The importance of lived experience

A friend of Rebecca Tuvel’s, Alison Suen, writes at Daily Nous about what all this has been like from that “standpoint.”

Recently, amid the controversy over Hypatia’s publication of Rebecca Tuvel’s “In Defense of Transracialism,” there has been a lot of talk in the philosophical community about the importance of lived experience. I have been reflecting on my lived experience over the past week, as one of Rebecca’s friends. Speaking from the perspective of someone who has been on the sidelines watching this whole affair unfold, I am not sure if I am ready to, as Sally Haslanger says, “go forward,” and “not focus on Rebecca Tuvel, the individual and the philosopher, and to shift the conversation to broader issues.”

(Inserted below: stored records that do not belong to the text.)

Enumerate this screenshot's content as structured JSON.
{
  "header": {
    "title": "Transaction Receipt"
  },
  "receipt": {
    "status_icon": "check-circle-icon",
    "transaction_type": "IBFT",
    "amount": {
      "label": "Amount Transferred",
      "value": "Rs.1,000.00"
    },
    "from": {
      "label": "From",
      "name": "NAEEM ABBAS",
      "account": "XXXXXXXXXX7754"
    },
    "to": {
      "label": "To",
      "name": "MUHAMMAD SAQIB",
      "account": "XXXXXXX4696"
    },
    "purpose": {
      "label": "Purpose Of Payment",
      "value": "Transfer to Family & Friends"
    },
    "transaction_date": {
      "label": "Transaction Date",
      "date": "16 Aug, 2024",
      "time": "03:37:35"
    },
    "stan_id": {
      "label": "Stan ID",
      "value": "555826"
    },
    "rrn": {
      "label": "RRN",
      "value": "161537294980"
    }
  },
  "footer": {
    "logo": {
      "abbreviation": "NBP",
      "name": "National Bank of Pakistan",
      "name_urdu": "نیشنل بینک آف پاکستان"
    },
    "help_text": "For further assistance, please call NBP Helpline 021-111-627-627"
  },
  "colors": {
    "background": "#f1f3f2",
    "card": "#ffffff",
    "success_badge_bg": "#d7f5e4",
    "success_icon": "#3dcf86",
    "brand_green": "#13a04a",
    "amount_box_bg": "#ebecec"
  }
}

I agree completely that the conversation should have been about the issues, rather than the individual. Unfortunately, it did not begin that way. Instead it began with Rebecca receiving hate mail; it began with people trashing her paper without having read it.

And since it did begin that way, and went on that way for a considerable time, it’s too late for not focusing on Tuvel, because harms need to be undone. People demanded her paper be withdrawn; colleagues apologized for the publication of her paper.

Instead of reasoned dialogue, people called her names. Instead of mentorship, Rebecca received enormous pressure from senior feminists to apologize and retract her paper.

It would be terrible for this to happen to anyone, and it was extremely painful to watch it happen to someone I care about deeply. So I hope you’d understand why I struggle to “go forward” and examine the larger issues as if Rebecca had never been targeted, shamed, or threatened.

I do, and I think it’s a bad suggestion.